/Arena

A Scalable and Configurable Benchmark for Policy Learning

Primary LanguagePythonMIT LicenseMIT

Arena: A Scalable and Configurable Benchmark for Policy Learning

Arena is a scalable and configurable benchmark for policy learning. It is an object-based game-like environment. The game logic is reminiscent of many classic games such as Pac-Man and Bomberman. An instance of the Arena benchmark starts with an arbitrarily sized region (i.e., the arena) containing a controllable agent as well as an arbitrary number of destructable obstacles, enemies, and collectable coins. The agent can move in four directions, fire projectiles, as well as place bombs.

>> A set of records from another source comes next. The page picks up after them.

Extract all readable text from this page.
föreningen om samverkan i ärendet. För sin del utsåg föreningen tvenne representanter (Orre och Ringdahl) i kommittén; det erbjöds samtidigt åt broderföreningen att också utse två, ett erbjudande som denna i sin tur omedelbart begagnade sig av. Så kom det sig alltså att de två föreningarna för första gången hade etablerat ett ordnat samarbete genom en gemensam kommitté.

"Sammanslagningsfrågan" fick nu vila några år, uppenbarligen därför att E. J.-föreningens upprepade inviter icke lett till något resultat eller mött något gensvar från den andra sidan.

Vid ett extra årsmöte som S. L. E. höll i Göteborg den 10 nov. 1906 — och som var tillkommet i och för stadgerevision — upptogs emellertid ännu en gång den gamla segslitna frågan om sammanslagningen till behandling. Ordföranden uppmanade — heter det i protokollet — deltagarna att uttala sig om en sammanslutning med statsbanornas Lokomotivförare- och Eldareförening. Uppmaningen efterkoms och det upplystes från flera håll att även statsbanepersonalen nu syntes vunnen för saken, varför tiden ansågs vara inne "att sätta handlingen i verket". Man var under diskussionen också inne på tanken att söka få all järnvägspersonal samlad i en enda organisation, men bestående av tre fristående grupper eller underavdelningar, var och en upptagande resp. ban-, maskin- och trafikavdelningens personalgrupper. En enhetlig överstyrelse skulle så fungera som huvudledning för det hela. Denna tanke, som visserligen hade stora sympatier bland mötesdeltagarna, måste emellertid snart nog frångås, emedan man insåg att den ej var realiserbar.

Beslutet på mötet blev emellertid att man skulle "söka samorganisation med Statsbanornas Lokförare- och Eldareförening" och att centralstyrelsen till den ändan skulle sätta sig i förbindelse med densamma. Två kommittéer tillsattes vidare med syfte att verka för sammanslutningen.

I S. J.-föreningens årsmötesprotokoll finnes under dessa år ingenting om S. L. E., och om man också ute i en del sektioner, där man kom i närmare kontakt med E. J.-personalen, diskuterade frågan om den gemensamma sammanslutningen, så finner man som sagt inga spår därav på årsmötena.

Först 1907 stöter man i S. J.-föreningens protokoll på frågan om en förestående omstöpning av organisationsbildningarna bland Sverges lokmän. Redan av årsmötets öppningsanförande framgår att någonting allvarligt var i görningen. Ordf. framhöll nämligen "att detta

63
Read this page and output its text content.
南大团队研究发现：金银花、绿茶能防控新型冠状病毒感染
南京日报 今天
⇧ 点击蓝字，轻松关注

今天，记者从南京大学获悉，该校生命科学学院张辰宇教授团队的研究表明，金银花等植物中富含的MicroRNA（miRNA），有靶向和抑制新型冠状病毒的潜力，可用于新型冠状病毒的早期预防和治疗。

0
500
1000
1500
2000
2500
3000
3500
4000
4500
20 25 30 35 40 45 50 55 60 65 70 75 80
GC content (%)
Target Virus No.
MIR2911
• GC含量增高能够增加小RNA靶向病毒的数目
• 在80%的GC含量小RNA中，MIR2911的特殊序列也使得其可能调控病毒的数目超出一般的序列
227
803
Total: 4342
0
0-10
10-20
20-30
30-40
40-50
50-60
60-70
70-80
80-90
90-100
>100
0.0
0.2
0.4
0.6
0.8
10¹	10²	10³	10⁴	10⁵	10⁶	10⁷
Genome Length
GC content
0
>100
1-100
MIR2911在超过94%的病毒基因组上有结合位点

The goal is to control the agent to collect as many coins as possible in the shortest amount of time, potentially kill enemies and destroy obstacles using the projectiles and bombs along the way.

Installation

The main part of PGLE only requires the following dependencies:

  • numpy
  • pygame

Clone the repo and install with pip.

git clone https://github.com/Sirui-Xu/Arena.git
cd Arena/
pip install -e .

How to play these games yourself

cd examples/
python play.py

Use w, s, a, d to move, space to place bombs, and j to fire projectiles.

Getting started

Here's an example of importing Arena from the games library within Wrapper:

from arena import Arena

game = Arena(width=1280,
             height=720,
             object_size=32,
             obstacle_size=40,
             num_coins=50,
             num_enemies=50,
             num_bombs=3,
             explosion_max_step=100,
             explosion_radius=128,
             num_projectiles=3,
             num_obstacles=200,
             agent_speed=8,
             enemy_speed=8,
             p_change_direction=0.01,
             projectile_speed=32,
             visualize=True,
             reward_decay=0.99)

It's important to change the map size and the number of objects as a test for scalability.

Next we configure and initialize Wrapper:

from arena import Wrapper

p = Wrapper(game)
p.init()

You are free to use any agent with the Wrapper. Below we create a fictional agent and grab the valid actions:

myAgent = MyAgent(p.getActionSet())

We can now have our agent, with the help of Wrapper, interact with the game over a certain number of frames:

nb_frames = 1000
reward = 0.0

for f in range(nb_frames):
    action = myAgent.pickAction(reward, state)
    state, reward, game_over, info = p.step(action)
    if game_over: #check if the game is over
        state = p.reset()

Just like that we have our agent interacting with our game environment. A specific example can be referred to example/test.py

Test heuristic policy

cd example
python algorithm.py --algorithm ${algorithm_name} --store_data

${algorithm_name} should be something like random.

Train GNN policy

cd example
python train.py --dataset ${data_path} --checkpoints_path ${checkpoints_path} --model ${model_name}

Test GNN policy

cd example
python test.py --checkpoints_path ${checkpoints_path}

Train DQN agent (AX0)

cd examples/rl_dqgnn
python train_dqgnn.py --train --model_path ${path to save model} --num_episode 5000 --num_rewards 5

Visualizing DQN policy

cd examples/rl_dqgnn
python eval_dqgnn.py --train --model_path ${path to load model}

Acknowledgements

We referred to the PyGame Learning Environment for some of the implementations.